The Pentagon rejected a request from the White House last month to allow U.S. troops to perform emergency law enforcement tasks along the U.S.-Mexico border, CNN reported on Friday.
Two unnamed Defense Department officials familiar with the request told CNN that the White House requested a reserve force authorized to provide “crowd and traffic control” to areas along the border and to protect Border Patrol personnel ahead of the arrival of thousands of migrants preparing to apply for asylum in the U.S.
But on Oct. 26, the Pentagon rejected the request according to CNN, because the Defense Department felt that the tasks fell outside the scope of active duty soldiers’ authority.
Officials at the White House did not immediately respond to a request for comment from The Hill, while a Pentagon spokeswoman declined to comment on the issue when reached by email.

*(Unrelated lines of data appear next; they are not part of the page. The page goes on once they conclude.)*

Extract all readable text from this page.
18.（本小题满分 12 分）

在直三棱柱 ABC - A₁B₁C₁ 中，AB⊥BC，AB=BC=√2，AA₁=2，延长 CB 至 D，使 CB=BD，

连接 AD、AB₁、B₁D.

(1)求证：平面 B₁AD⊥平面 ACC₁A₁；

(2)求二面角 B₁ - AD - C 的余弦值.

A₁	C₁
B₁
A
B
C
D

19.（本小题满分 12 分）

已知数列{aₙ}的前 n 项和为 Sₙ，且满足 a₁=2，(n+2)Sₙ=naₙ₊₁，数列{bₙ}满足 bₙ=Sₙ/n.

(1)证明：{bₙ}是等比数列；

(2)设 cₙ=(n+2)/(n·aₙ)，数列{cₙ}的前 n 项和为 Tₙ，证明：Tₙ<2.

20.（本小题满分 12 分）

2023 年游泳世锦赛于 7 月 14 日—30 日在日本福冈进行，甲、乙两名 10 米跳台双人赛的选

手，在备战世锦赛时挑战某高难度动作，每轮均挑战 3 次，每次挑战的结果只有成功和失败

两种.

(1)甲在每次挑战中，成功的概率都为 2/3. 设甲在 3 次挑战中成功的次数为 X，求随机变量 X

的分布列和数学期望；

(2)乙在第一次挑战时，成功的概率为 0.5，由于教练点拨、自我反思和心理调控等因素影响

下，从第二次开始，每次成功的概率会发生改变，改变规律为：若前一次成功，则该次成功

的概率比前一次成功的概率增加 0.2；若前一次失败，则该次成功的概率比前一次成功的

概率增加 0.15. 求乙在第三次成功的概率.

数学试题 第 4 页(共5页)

News of the White House’s request comes despite assurances from defense officials that any troops deployed to the border would not come in to contact with a caravan of migrants currently headed to the U.S. southern border, and would only support local law enforcement personnel.
The Defense Department on Monday announced the deployment of more than 5,000 active-duty troops to the southern U.S. border, which joined nearly 2,100 National Guard troops already stationed at the border to assist Homeland Security personnel.
“By the end of this week will we deploy over 5,200 soldiers to the southwest border. That is just the start of this operation; we’ll continue to adjust the numbers and inform you of those,” a spokesman said.